Halaman

Minggu, 10 Februari 2019

berbagi wibawa negara dengaN


berbagi wibawa negara dengaN

Simbol kewibawaan formal dari suatu negara yang berdaulat dan  memperoleh pengakuan internasional seperti bendera, bahasa, lambang negara dan lagu kebangsaan. Wibawa negara juga ditentukan nilai jual, nilai tukar wibawa kepala negara.

Agak pesimis tapi fakta dan atau data. Betapa kepala negara 2014-2019 mendapat stigma hanya sebagai petugas partai. Asas taat, patuh, loyal total pada kebijakan partai. Apa jadinya jika oknum ketua umum partai dimaksud mempunyai hak prerogatif.

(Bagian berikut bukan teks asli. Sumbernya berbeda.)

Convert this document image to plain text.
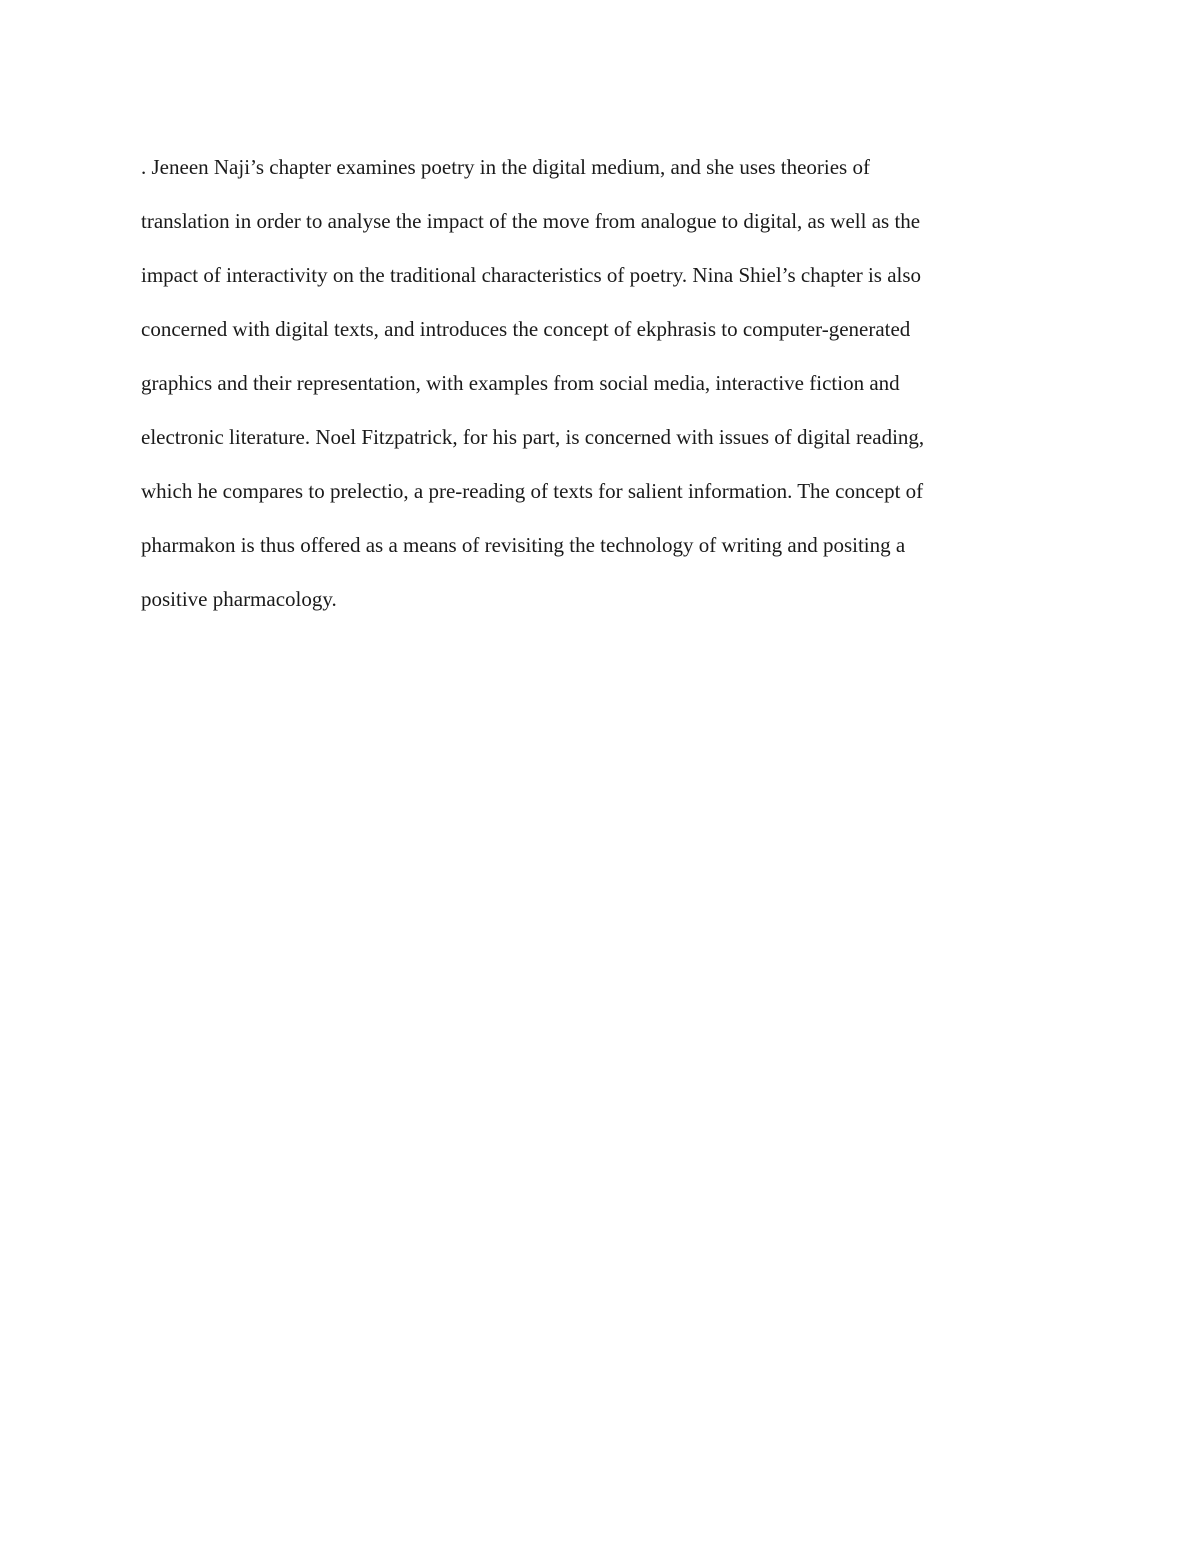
. Jeneen Naji’s chapter examines poetry in the digital medium, and she uses theories of
translation in order to analyse the impact of the move from analogue to digital, as well as the
impact of interactivity on the traditional characteristics of poetry. Nina Shiel’s chapter is also
concerned with digital texts, and introduces the concept of ekphrasis to computer-generated
graphics and their representation, with examples from social media, interactive fiction and
electronic literature. Noel Fitzpatrick, for his part, is concerned with issues of digital reading,
which he compares to prelectio, a pre-reading of texts for salient information. The concept of
pharmakon is thus offered as a means of revisiting the technology of writing and positing a
positive pharmacology.
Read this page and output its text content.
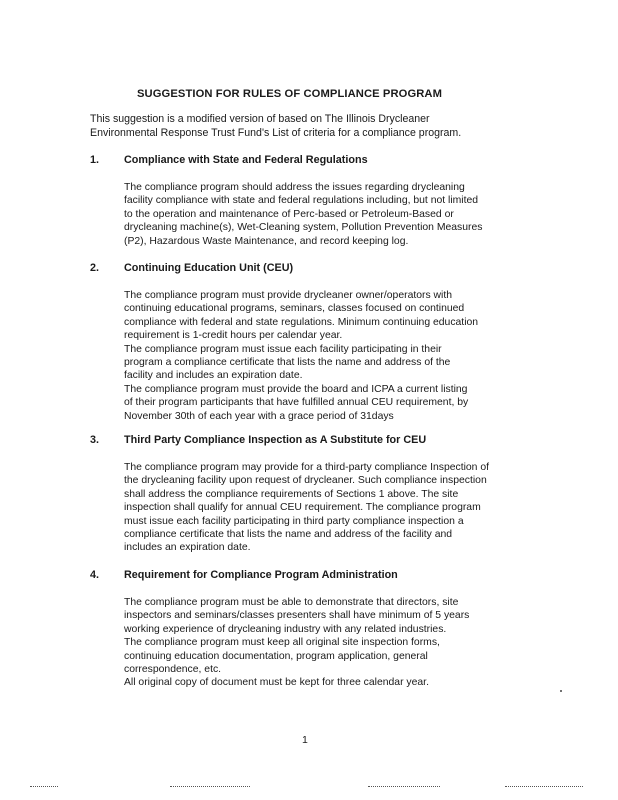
SUGGESTION FOR RULES OF COMPLIANCE PROGRAM
This suggestion is a modified version of based on The Illinois Drycleaner
Environmental Response Trust Fund's List of criteria for a compliance program.
1. Compliance with State and Federal Regulations
The compliance program should address the issues regarding drycleaning
facility compliance with state and federal regulations including, but not limited
to the operation and maintenance of Perc-based or Petroleum-Based or
drycleaning machine(s), Wet-Cleaning system, Pollution Prevention Measures
(P2), Hazardous Waste Maintenance, and record keeping log.
2. Continuing Education Unit (CEU)
The compliance program must provide drycleaner owner/operators with
continuing educational programs, seminars, classes focused on continued
compliance with federal and state regulations. Minimum continuing education
requirement is 1-credit hours per calendar year.
The compliance program must issue each facility participating in their
program a compliance certificate that lists the name and address of the
facility and includes an expiration date.
The compliance program must provide the board and ICPA a current listing
of their program participants that have fulfilled annual CEU requirement, by
November 30th of each year with a grace period of 31days
3. Third Party Compliance Inspection as A Substitute for CEU
The compliance program may provide for a third-party compliance Inspection of
the drycleaning facility upon request of drycleaner. Such compliance inspection
shall address the compliance requirements of Sections 1 above. The site
inspection shall qualify for annual CEU requirement. The compliance program
must issue each facility participating in third party compliance inspection a
compliance certificate that lists the name and address of the facility and
includes an expiration date.
4. Requirement for Compliance Program Administration
The compliance program must be able to demonstrate that directors, site
inspectors and seminars/classes presenters shall have minimum of 5 years
working experience of drycleaning industry with any related industries.
The compliance program must keep all original site inspection forms,
continuing education documentation, program application, general
correspondence, etc.
All original copy of document must be kept for three calendar year.
1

Harga pasar dalam negeri. Sentimen tergantung suhu badan politik. Intervensi mata uang asing selalu begitu. Kurs tengah Rp fluktuatif. Walhasil. Simbol negara dalam bentuk jabatan kepala negara, percuma dilindungi UU atau dipeihara oleh negara. Nyaris tanpa hak. Runyam, seolah kepala negara tak ada wibawa di mata pendukungnya. Dilecehkan hidup-hidup.

Ingat sejarah. Negara rakyat Indonesia menolak faham antara lain monarchi (kepala negara berketurunan). Jangan melupakan katanya, menurut cerita turun temurun. Anak cucu ideologis tak ada matinya.

Jaminan demokrasi Pancasila agar praktik pimpinan negara, terutama kepala negara, bak filosofi manunggaling kawula lan panguwasa. Sesuai format  pemerintahan NKRI.

Mesin koalisi partai politik pro-penguasa hanya besar sumbang suara, meraung garang. Terbukti capres petahana, di atas kertas butuh pihak yang mampu mengangkat dan mengangkut sisa wibawa negara. Penguasa butuh pihak yang sigap pasang badan. Tidak sekedar pembuka dan pengaman jalan. Apesing negoro margo panguwasa demen noto lan umuk pandir diri.

Jadi NKRI harga mati adalah wibawa (kepala) negara bukan bonéka. Hanya simbol belaka.